Charles Olson fut aussi connu pour avoir été le recteur du Black Mountain College. L’influence d’Ezra Pound et de William Carlos Williams planera sur cet « espace poétique ». S’y côtoieront John Cage, Robert Duncan, Robert Creeley ou encore le peintre Rauschenberg – tous en recherche effusive de l’œuvre totale en fusionnant leurs différentes activités créatrices.

 

APPELEZ-MOI ISMAËL

Pour l’homme né en Amérique, je considère que l’ESPACE est au centre de tous les évènements, depuis la caverne de Folsom jusqu’à nos jours. J’écris exprès en lettres capitales, parce qu’il exprime un fait capital. Capital, et inexorable.
C’est, depuis l’origine, la source de la géographie, une immensité, et infernale. C’est l’espace qui a fait la première histoire de l’Amérique, celle de Parkman (cf. historien des pionniers) : celle des découvertes. Tout autre chose qu’une étendue de terrain, avec des mers à droite et à gauche, et aucune barrière où enfermer la créature incapable de repos qu’était en train de devenir l’homme de l’occident à l’époque de Christophe Colomb. C’est de l’espace aussi qu’est faite l’histoire de Melville (c’est tout au moins un élément de cette histoire).
Avec, en outre, une âpreté que nous pratiquons encore, un soleil pareil à un tomahawk, de tout petits tremblements de terre, de très grands cyclones et tornades, et, au beau milieu du pays, au nord et au sud, un fleuve qui en draine le sang.
Le point d’appui de l’Amérique, ce sont les étendues moitié terre, moitié mer, un haut soleil, pareil à du métal, et inflexible comme un cercle de fer de l’horizon ; et le travail d’un géant pour résoudre la quadrature de ce cercle.
Voilà l’espace que certains ont chevauché, tandis que d’autres, pour survivre, devaient s’y planter comme un piquet de tente. Selon moi, Poe s’est planté et Melville est monté en selle. Ils sont les deux termes de l’alternative.

Les Américains se figurent être encore de fameux démocrates. Mais leurs victoires ne sont que l’œuvre de la machine. Elle seule, aux yeux de l’homme moyen, a su maîtriser l’espace ; depuis la roue du char à bœufs jusqu’au piston, depuis le muscle jusqu’au « Jet » turbo-compresseur à réaction, elle dessine la trajectoire. Pour Melville, ce n’est pas la volonté d’être libre, mais cette volonté de vaincre, d’écraser la nature, qui sommeille en chacun de nous, en tant qu’individus comme en tant que collectivité. Achab n’est pas un démocrate. Moby-Dick, son adversaire, ne règne souverainement que sur les forces naturelles, sur les ressources.
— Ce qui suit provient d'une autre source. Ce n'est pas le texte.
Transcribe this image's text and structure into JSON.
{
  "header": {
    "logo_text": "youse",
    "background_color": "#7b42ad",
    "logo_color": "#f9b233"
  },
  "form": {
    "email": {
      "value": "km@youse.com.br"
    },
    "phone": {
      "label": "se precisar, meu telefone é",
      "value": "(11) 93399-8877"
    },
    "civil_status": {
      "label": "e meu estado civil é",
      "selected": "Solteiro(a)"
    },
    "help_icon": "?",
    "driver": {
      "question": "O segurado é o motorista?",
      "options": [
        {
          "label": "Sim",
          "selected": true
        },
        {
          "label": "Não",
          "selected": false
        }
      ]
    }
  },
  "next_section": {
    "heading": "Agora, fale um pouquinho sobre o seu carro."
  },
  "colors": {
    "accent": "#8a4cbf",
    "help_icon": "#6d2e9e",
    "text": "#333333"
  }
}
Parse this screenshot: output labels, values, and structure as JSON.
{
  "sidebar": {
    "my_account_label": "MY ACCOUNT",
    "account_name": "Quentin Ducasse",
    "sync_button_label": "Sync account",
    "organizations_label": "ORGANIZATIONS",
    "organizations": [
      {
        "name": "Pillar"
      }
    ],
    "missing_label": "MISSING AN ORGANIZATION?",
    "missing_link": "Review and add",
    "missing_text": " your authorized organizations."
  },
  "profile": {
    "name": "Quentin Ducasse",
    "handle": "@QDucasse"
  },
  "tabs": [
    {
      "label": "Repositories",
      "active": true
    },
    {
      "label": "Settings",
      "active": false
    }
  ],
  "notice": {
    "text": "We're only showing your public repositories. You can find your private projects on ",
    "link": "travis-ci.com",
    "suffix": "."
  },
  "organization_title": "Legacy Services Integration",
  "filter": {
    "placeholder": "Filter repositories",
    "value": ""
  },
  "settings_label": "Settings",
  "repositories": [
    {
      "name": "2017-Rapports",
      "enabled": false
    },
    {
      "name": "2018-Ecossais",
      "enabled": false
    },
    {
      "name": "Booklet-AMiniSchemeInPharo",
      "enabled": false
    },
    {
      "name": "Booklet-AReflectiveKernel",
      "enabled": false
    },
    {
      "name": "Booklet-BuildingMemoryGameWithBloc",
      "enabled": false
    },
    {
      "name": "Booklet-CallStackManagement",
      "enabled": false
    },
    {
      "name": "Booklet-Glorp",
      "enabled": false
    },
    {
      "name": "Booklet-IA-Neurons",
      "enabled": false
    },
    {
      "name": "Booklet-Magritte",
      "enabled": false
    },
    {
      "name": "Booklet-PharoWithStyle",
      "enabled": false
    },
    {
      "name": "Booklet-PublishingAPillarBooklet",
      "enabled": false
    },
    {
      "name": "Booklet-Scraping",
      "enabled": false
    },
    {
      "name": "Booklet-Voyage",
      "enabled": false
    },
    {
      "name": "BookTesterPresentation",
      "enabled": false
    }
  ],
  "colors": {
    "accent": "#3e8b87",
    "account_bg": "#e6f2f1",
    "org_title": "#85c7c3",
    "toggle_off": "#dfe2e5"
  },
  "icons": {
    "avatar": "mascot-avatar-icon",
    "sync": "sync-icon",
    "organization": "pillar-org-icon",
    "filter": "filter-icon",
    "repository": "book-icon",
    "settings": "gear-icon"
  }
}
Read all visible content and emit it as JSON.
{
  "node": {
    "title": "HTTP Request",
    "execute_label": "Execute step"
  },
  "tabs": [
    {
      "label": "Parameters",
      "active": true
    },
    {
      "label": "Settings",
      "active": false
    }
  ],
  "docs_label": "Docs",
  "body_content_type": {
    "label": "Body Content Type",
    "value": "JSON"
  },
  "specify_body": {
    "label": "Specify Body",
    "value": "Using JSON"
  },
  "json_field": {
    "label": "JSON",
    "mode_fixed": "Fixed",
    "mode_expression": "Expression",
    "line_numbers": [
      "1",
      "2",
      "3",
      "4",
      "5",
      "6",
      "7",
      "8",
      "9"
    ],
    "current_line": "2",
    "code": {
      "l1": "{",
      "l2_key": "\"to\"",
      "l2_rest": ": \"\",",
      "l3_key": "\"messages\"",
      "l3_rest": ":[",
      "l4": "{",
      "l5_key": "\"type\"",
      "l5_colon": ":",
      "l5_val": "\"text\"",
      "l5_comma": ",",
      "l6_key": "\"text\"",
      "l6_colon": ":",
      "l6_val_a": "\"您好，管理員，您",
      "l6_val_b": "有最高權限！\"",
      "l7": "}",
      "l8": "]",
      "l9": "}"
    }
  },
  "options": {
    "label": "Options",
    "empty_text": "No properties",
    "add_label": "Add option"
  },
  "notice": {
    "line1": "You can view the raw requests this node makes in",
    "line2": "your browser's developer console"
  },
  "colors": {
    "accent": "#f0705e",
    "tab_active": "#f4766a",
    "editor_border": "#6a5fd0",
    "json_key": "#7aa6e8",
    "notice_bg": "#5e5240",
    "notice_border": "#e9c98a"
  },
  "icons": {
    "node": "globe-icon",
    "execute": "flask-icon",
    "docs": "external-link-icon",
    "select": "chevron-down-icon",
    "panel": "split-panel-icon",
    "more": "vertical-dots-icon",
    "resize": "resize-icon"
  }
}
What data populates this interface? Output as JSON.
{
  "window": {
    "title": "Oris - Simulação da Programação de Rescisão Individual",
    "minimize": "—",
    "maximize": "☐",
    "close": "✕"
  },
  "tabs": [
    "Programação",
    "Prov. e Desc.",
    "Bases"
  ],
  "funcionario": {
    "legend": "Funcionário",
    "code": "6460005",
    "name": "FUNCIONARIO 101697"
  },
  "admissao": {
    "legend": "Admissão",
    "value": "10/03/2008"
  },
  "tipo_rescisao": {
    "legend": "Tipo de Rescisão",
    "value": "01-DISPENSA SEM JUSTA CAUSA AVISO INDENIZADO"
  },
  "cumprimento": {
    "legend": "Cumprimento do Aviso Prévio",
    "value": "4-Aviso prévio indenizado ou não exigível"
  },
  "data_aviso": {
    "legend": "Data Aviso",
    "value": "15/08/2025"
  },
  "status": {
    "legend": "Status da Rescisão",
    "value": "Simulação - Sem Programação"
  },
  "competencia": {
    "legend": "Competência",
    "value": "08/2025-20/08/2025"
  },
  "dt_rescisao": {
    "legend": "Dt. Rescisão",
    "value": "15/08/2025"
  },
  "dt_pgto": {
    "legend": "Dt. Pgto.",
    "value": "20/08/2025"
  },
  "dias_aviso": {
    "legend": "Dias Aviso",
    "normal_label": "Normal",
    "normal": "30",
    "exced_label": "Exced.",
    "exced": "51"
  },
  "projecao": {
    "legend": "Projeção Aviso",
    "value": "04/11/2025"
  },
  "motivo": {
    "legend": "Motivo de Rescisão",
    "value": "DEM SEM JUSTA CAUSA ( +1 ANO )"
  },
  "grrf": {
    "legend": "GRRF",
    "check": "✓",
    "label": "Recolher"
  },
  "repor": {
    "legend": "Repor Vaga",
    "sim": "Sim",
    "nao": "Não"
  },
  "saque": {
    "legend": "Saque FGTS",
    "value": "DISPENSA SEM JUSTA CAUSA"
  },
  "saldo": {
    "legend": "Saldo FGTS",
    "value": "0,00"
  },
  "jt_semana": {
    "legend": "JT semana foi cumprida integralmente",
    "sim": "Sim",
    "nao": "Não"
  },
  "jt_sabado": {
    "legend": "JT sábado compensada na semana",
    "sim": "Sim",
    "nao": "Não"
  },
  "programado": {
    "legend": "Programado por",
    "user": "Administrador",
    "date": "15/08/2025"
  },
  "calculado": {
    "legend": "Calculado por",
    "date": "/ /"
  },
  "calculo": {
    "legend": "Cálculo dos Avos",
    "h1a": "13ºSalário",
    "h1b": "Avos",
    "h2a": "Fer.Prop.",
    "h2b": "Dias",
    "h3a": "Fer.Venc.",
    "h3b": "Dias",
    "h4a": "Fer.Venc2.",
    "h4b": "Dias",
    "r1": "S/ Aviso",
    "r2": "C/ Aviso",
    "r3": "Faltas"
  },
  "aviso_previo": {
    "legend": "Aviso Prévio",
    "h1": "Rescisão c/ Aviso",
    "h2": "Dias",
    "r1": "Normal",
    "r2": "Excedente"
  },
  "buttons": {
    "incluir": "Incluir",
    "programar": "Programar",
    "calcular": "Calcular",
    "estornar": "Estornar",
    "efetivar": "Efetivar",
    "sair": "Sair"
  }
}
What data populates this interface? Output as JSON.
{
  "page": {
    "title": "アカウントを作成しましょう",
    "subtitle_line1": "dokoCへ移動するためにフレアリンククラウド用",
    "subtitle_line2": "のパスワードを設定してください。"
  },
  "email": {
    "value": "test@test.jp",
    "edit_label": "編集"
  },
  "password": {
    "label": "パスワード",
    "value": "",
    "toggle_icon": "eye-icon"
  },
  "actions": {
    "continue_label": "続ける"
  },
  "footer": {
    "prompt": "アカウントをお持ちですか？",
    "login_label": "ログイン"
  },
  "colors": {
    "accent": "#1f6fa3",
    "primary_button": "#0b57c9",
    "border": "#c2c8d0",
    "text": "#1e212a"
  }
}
Melville m’intéresse parce qu’un certain jour de 1850, il décida d’écrire un livre sur l’industrie baleinière et sur ce qui advint à un homme qui commandait l’un des engins les plus efficaces que les Américains eussent encore construits jusqu’alors : un baleinier.
Ce capitaine, nommé Achab, savait ce que c’est l’espace. Il l’avait chevauché à travers les sept mers du monde. Un navigateur et qui connaissait son affaire ; ce que les pêcheurs avec qui j’ai été élevé appellent « un type de haute lignée ». Il avait fait de grosses prises : ramené des cales pleines de barils d’huile, de quoi éclairer, au milieu du XIXe siècle, l’Amérique et l’Europe.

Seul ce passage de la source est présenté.